Reunion Weekend 2024: A Connection at Birth Cemented at Davidson

Brad Christie and Ashton T. Griffin

Brad Christie and Ashton T. Griffin
Photo by Chris Record

Close friends Ashton “T.” Griffin ’79 and Brad Christie ’79 shared their 45th college reunion this past weekend, but their first reunion took place during New Student Orientation in the fall of 1975.

Standing in line to receive his room assignment, Christie remembers hearing his mother yell from outside the college union after recognizing Griffin’s father in the crowd. At about the same time, he spotted Griffin, someone he’d heard about for years and recognized from their families’ annual Christmas card exchanges. 

Eighteen years prior, the Griffins and the Christies got to know each other in the hallways of Duke University Hospital. Griffin was born prematurely and with cerebral palsy in November of 1956 — at the time, he was the smallest baby ever to survive at Duke, weighing only 2lbs and 4oz. When Christie was born the following May, Griffin had returned to the hospital for a series of surgeries. The two families met and quickly realized they had a lot in common. 

Christie’s and Griffin’s fathers had crossed paths at Duke University School of Medicine and both served as physicians in the military. Their mothers both worked as public school teachers in Durham. 

“My parents' closest friends for many years were families like T.’s who had kids around the same age,” Christie said. “Military families looked out for one another. My mom was part of a whole village of people who were helping T.’s mom, because she had this exceptional child.”

The two families frequently moved around the United States. The Griffins wound up in Rapid City, South Dakota, the Christies in Jacksonville, Florida. And then they remarkably reunited on ϳԹ’s campus. They’d kept in touch, but had not discussed their children’s college plans.

Griffin first became interested in Davidson in seventh grade, when his headmaster directed him to write a paper on the college. It stuck in the back of his mind until he visited campus for the first time with his father. 

Brad’s senior photo

Brad’s senior photo

T’s senior photo

T’s senior photo

“Growing up in the ’70s, Davidson was front and center in a lot of different ways,” he said. “They were on TV in the College Bowl championship, and Lefty Driesell had the basketball team playing with the best.

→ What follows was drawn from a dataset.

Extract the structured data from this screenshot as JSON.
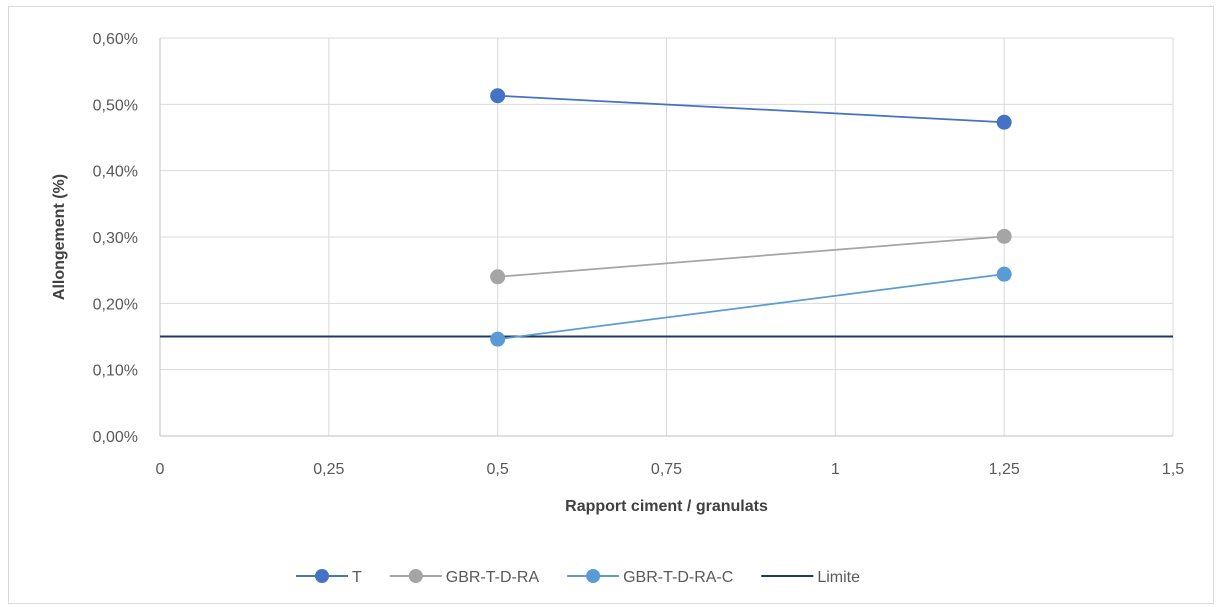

When I walked onto campus for the first time, it just felt right.” 

Christie also remembers feeling instantly at home when he visited campus for the first time, but he waited until the last day to make his decision. As a result, he wound up in a first-year hall with a group of “stragglers”— all late to matriculate.

“It was the most bizarre group of people you could imagine,” he said. “We called ourselves the 4th Cannon island of misfits, but we became a very close hall, and many of us continue to keep in touch.”

At Davidson, Christie majored in English and became highly involved in theatre. Griffin studied chemistry and education and spent most of his time in the Martin Science Building or teaching off campus. Griffin joined a fraternity, Christie joined an eating house, but the two continued to cross paths through their college years. 

In the ’90s, Christie began his career as an English professor at Erskine College, and Griffin, who taught high school science at the time, decided to stop by on a whim while passing through. He began at the library, asking everyone he encountered if they knew where to find Dr. Christie. Eventually, someone pointed him to the dining hall. 

Christie remembers turning around, just as he did at Davidson’s orientation, to find Griffin standing outside the dining hall doors. That night, Griffin ate dinner with Christie and his family, and the two caught up as if no time had passed. 

It’s really a product of Davidson’s campus culture. It didn’t matter who was hosting a party, you felt welcome there. It’s always been easy to feel connected to my friends and classmates.

Ashton T. Griffin '79

For 50 years, different groups from the class of ’79 have remained close and committed friends. The night before commencement, Christie and several friends made a pact to get together at least once a year, a promise they’ve dutifully kept.

For both of them, Reunion Weekend is an important part of honoring their connection to Davidson and spending time with friends who don’t make it to campus as often. 

“Even though we’re a very tight class, there are still people I only get to see at reunion every five years,” Christie said. “It’s particularly special that we have this kind of friendship and commitment to one another. I really treasure that.”